I don't like these types of angry reviews, I don't like to bitch about the hard work these devs put in, it's just so frustrating. I want to enjoy this game, I have enjoyed stuff like it, I even got over it for the main game, but when everything a company puts out has its pacing just pummelled to bits like this it's so tiring, Sucker Punch deserves better

More Ghost of Tsushima! I really like what it adds to the game's story and how it generally wraps up a lot of the threads relating to Jin's past, and how it serves as a completion of his arc. The gameplay is more GoT, and that's a mix of good and bad, as my playthrough was about 86 hours total and I completed just about every tale and side tale, and every objective on the map, and the repetition does start to settle in a bit. This is only really something I think you'd experience going for near full completion like I was. Also I loved the island itself was really fun to explore, I liked it way more than the final portion of the island in the main game.
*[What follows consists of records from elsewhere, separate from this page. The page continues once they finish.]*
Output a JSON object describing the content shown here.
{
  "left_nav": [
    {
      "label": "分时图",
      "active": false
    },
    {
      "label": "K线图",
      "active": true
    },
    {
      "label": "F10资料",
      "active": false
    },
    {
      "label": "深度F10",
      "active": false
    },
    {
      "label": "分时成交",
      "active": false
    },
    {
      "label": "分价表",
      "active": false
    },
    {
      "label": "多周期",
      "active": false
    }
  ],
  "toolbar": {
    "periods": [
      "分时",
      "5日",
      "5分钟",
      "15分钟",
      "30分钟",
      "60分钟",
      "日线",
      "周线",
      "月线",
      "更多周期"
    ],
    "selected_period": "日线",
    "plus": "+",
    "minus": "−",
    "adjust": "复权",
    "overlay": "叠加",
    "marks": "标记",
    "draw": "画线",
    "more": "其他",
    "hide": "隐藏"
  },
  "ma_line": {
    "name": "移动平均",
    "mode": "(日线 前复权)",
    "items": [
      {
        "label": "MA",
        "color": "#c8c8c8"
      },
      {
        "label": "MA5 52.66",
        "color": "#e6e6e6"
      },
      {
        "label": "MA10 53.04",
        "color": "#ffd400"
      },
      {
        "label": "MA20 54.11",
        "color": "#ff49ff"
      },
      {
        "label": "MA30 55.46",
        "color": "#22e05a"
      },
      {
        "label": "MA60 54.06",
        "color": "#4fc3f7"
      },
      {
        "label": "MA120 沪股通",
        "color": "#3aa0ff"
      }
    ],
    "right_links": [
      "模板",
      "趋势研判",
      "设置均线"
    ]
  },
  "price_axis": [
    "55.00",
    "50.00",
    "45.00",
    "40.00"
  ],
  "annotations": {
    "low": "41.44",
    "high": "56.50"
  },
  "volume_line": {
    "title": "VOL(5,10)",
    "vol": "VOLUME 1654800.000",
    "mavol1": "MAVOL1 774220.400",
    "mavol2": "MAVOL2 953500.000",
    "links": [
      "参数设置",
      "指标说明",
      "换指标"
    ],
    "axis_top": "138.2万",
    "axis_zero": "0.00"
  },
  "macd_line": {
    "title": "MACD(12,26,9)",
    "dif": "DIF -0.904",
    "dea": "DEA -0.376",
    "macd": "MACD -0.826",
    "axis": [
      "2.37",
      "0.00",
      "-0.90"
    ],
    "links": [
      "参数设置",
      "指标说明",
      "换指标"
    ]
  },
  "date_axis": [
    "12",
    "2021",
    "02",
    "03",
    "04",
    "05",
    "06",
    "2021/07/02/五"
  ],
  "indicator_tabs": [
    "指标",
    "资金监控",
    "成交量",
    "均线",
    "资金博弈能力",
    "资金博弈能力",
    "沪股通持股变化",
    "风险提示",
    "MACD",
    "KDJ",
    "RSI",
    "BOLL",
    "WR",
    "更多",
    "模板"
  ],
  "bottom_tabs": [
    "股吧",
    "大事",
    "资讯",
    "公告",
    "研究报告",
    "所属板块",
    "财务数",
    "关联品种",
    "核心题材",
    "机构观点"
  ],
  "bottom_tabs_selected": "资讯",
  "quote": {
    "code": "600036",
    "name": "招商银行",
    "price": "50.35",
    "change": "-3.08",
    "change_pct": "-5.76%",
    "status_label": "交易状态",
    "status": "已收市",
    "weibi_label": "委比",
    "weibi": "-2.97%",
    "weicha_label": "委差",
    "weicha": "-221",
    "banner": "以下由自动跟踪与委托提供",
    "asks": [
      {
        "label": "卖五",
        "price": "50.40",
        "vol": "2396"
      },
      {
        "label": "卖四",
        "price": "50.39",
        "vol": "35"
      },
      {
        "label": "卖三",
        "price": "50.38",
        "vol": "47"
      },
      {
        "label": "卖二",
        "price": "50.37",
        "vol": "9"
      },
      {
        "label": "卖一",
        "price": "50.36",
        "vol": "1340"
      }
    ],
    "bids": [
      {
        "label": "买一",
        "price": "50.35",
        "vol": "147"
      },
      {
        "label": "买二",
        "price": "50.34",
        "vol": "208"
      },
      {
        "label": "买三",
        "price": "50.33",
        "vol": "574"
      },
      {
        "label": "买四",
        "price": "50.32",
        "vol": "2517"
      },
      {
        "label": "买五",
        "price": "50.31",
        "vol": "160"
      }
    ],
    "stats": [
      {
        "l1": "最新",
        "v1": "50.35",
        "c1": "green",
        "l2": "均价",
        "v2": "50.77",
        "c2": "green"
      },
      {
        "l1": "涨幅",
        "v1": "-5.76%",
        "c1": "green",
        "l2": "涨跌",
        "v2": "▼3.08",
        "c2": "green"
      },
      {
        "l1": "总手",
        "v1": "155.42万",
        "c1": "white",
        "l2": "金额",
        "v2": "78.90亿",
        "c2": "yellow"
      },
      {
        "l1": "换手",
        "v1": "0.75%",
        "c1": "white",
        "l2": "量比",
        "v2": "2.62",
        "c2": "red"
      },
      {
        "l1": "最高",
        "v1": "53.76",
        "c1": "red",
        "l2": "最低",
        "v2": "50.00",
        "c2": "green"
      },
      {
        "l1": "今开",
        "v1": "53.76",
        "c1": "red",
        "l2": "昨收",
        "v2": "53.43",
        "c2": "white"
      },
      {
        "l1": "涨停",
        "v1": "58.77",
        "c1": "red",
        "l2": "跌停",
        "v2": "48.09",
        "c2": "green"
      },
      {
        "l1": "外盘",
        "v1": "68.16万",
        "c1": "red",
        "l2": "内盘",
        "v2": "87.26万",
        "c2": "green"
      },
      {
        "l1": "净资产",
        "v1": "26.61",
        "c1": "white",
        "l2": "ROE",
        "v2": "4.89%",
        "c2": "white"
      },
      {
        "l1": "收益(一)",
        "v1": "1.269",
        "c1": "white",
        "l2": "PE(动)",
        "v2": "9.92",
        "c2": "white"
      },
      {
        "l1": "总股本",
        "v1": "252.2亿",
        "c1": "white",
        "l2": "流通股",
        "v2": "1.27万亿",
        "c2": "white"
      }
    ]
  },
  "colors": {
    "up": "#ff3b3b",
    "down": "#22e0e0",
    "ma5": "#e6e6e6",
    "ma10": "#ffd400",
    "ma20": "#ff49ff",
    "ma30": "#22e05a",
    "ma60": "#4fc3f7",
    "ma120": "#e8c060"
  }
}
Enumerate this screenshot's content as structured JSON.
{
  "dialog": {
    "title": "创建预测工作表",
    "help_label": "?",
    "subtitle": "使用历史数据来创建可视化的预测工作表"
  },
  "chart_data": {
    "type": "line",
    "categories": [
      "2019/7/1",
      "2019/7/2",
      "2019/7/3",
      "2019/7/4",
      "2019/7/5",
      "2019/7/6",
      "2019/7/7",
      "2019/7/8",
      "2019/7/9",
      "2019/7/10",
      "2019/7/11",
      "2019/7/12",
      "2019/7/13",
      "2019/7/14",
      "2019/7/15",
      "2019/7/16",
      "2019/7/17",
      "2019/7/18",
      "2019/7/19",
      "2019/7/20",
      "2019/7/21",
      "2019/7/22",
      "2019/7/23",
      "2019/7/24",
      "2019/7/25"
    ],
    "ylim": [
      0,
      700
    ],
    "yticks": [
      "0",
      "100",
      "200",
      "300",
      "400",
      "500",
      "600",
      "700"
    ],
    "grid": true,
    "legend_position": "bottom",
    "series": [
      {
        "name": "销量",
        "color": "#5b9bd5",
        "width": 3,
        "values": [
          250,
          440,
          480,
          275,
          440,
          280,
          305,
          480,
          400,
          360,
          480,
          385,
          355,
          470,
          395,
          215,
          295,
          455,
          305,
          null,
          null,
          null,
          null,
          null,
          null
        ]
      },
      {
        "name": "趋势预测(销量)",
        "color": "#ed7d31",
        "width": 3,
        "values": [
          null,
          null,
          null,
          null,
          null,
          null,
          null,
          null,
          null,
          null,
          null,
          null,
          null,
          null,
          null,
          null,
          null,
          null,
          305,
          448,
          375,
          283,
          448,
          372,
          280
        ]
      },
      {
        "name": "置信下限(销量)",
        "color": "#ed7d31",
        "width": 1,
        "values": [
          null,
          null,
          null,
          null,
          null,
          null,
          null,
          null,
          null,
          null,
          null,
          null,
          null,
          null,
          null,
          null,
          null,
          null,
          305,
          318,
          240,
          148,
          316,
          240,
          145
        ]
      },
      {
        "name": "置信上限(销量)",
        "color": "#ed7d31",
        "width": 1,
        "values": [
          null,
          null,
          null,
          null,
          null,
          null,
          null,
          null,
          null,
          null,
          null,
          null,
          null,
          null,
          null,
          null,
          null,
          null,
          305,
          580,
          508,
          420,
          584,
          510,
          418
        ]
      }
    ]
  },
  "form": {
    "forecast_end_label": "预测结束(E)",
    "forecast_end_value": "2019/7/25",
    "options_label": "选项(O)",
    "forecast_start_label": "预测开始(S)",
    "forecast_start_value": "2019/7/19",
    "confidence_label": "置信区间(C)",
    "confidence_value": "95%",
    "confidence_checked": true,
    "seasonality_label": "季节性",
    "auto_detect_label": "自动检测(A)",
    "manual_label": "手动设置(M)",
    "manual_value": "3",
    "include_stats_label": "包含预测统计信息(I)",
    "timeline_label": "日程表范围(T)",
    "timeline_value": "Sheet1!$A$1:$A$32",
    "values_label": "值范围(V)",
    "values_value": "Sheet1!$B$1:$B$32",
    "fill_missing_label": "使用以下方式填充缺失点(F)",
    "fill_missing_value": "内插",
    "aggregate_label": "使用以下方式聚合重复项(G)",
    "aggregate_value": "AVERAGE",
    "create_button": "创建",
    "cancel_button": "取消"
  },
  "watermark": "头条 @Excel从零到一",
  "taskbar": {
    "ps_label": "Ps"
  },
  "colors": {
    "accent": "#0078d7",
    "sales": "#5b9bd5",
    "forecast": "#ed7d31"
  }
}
An expansion that checks the boxes for what bonus story content can provide. We get satisfying backstory on Jin and his relationship with his father that doesn't do anything unexpected, but is still good for the narrative. It's also more outright critical of Samurai culture than the main game which is good to see. A couple new enemy types add wrinkles to the combat without destroying its flow (FUCK those brutes with the dual-bladed swords) and a solid final boss make this a worthy final boss make this a great experience for anyone who liked the base game. Playing the flute for cats and monkeys is the best open world "checklist-marking" objective I've seen in a game like this in a long time.
A shame about the weird Far Cry hallucination sequences, though.

Play for more Ghost and its gameplay rather than story. this DLC does not offer much for the story and at points feels like it ruins Jin's journey in the base game.


Just as good as the base game + combining enemy types to make combat more interesting and giving an already cool protagonist the ability to come to terms with their trauma.

This was just more Ghost of Tsushima, which I ain’t complaining


Depois que zerei e platinei o jogo base, fiquei com gostinho de quero mais, mas não queria iniciar um NG+. Essa DLC era exatamente o que eu queria, um pouco a mais para relembrar como o jogo é maravilhoso, mas não muito a ponto de ficar maçante.

DLC muito bem feita. Fecha um arco importante do passado do Jin, e adiciona uma nova área belíssima de se explorar.